Global financial messaging body SWIFT is to issue emergency advice to the world’s banks on cybersecurity following the $81 million online heist that hit Bangladesh’s central bank earlier this month.
A spokeswoman for the group told Reuters that it would be sending a written note and calling up the banks in person, urging them to review their security posture.
"Our priority at this time is to encourage customers to review and, where necessary, to reinforce their local operating environments," she said.
The group has maintained that its network was not compromised in the attack, but instead that it was an “internal operational issue” at Bangladesh Bank.

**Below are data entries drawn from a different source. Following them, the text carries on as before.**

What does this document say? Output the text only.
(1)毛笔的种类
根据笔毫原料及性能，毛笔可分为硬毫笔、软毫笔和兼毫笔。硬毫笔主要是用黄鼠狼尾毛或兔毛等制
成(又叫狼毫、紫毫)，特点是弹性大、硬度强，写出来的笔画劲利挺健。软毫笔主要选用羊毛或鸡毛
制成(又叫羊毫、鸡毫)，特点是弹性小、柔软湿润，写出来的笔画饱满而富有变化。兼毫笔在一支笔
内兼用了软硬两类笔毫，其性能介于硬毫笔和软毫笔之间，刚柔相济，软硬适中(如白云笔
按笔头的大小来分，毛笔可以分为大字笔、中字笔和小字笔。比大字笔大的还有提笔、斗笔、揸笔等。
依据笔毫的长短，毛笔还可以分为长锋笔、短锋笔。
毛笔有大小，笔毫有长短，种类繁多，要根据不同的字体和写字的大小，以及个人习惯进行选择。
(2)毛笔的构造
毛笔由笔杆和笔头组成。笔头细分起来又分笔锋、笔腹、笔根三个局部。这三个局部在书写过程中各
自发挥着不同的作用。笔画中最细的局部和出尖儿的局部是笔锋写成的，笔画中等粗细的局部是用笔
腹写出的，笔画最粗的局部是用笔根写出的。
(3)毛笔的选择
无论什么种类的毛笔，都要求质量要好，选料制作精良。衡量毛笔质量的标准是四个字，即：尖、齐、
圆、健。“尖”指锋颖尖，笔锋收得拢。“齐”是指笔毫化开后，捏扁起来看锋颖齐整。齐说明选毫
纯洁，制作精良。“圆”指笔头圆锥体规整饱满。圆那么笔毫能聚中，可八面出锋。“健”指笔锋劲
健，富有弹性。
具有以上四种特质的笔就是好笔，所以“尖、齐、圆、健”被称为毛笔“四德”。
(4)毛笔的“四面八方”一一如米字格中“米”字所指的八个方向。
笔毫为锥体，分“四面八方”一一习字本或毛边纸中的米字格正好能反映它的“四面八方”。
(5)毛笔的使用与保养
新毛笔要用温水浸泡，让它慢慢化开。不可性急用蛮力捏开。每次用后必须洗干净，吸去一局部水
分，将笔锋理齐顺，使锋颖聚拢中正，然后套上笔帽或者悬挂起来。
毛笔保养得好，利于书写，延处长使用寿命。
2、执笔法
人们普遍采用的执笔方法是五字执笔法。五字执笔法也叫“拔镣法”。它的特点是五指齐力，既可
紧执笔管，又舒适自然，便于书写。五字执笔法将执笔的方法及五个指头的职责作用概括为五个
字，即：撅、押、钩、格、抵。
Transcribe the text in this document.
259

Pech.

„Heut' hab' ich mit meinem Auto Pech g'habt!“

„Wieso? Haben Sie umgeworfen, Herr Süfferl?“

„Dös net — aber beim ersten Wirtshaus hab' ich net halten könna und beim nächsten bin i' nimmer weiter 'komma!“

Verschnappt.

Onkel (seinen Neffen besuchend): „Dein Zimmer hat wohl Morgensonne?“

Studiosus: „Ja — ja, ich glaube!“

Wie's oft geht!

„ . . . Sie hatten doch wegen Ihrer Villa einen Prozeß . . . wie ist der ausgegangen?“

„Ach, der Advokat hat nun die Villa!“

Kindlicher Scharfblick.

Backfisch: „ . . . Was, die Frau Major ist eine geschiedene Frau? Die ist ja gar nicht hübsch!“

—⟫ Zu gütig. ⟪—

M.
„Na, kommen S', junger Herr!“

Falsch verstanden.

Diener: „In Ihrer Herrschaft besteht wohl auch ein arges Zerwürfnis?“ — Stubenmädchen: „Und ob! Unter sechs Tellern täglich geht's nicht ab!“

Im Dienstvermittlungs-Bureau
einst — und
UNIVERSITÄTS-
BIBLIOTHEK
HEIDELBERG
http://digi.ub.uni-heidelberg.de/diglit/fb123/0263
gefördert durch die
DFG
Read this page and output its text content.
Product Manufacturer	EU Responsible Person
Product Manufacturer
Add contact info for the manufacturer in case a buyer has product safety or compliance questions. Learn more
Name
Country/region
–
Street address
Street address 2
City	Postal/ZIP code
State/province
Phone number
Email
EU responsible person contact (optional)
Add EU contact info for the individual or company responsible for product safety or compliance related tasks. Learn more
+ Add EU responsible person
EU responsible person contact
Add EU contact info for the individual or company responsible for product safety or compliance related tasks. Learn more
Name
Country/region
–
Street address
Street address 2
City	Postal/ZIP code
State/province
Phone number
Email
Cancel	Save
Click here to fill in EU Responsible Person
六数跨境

FireEye’s Mandiant forensics unit is investigating the incident and claimed in an interim report seen by the newswire that hackers managed to access the bank’s network, steal credentials allowing them to send SWIFT messages, and use malware to target the computers which process and authorize transactions.
The same threat actors, described as “financially motivated and well organized,” are believed to be behind other attacks on banking organizations.
The hackers in question made a series of transfer requests with the New York Federal Reserve Bank over the course of a weekend at the start of February.
The Fed processed four of three dozen requests, transferring $81m into bank accounts in the Philippines.
The only thing stopping a further $20m from being transferred was a spelling mistake in the routing instructions which raised the alarm with an eagle-eyed member of staff.
The US authorities are understood to have offered Bangladesh Bank help in recovering the stolen funds and working out what went wrong.
The incident would seem to highlight the need for international standards governing the cybersecurity readiness of the world’s banks.
The online raid is thought to be one of the biggest in history.